Cette escapade a duré plus de trois mois. Elle m’en a plus appris sur la vie, sur les hommes et sur moi-même que tout ce que j’avais connu jusqu’alors. Elle a conforté en moi ce goût de l’aventure, cet amour des grands espaces, qui ne m’a jamais quitté par la suite. En rentrant en France, je me sens, sur tous les plans, « amariné ».

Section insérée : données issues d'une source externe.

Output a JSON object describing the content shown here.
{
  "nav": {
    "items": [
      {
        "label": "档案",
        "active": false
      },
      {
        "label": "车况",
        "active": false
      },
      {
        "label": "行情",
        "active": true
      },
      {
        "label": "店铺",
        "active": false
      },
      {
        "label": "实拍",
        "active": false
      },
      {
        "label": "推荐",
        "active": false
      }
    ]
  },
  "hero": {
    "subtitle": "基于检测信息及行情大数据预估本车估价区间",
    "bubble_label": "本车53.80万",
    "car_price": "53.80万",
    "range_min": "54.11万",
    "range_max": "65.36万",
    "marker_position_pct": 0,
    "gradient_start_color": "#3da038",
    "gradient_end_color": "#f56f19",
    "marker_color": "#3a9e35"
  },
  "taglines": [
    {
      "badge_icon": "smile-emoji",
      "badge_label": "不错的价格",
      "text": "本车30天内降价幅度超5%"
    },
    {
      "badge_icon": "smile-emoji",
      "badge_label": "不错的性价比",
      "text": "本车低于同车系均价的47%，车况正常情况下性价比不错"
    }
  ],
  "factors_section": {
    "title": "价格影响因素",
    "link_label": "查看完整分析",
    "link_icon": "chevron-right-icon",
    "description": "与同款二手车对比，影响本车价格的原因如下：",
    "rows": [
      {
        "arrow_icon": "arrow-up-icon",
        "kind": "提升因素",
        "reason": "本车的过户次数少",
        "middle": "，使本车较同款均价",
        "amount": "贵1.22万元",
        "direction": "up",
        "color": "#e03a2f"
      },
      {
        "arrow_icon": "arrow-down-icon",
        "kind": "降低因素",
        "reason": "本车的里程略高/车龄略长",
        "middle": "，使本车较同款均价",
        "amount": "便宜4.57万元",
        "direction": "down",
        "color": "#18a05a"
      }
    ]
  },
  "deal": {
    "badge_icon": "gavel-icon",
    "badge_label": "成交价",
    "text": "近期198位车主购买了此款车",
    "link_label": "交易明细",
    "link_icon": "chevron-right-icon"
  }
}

Nous sommes en octobre et les cours, à Louis-le-Grand, ont débuté sans moi, à la grande fureur de mon père qui me destine toujours à Polytechnique. Lorsque le Capitaine Saint-Martin accoste à Dunkerque, je remarque tout de suite, sur le quai, une haute silhouette qui m’est familière, et pense au fond de moi : « Pas de doute, voilà les ennuis qui commencent ! » D’un ton assez rude, mon père me dit que c’en est fini de plaisanter et qu’il est temps de rentrer à la maison. C’est à peine s’il me laisse placer un mot. Il me ramène à Paris sans que j’aie eu le temps de m’expliquer. Il faut dire que mon père étant plus grand et plus solide que moi, le rapport de forces jouait nettement en sa faveur.

Adieu, donc, l’Union Industrielle et Maritime et ma carrière de navigateur ! J’ai conservé ma première fiche de paie de pilotin. Lorsque j’ai été nommé Premier ministre, en 1974, la Compagnie en a publié le fac-similé dans son bulletin intérieur. Il ne subsistait plus que cette trace d’une autre vie possible.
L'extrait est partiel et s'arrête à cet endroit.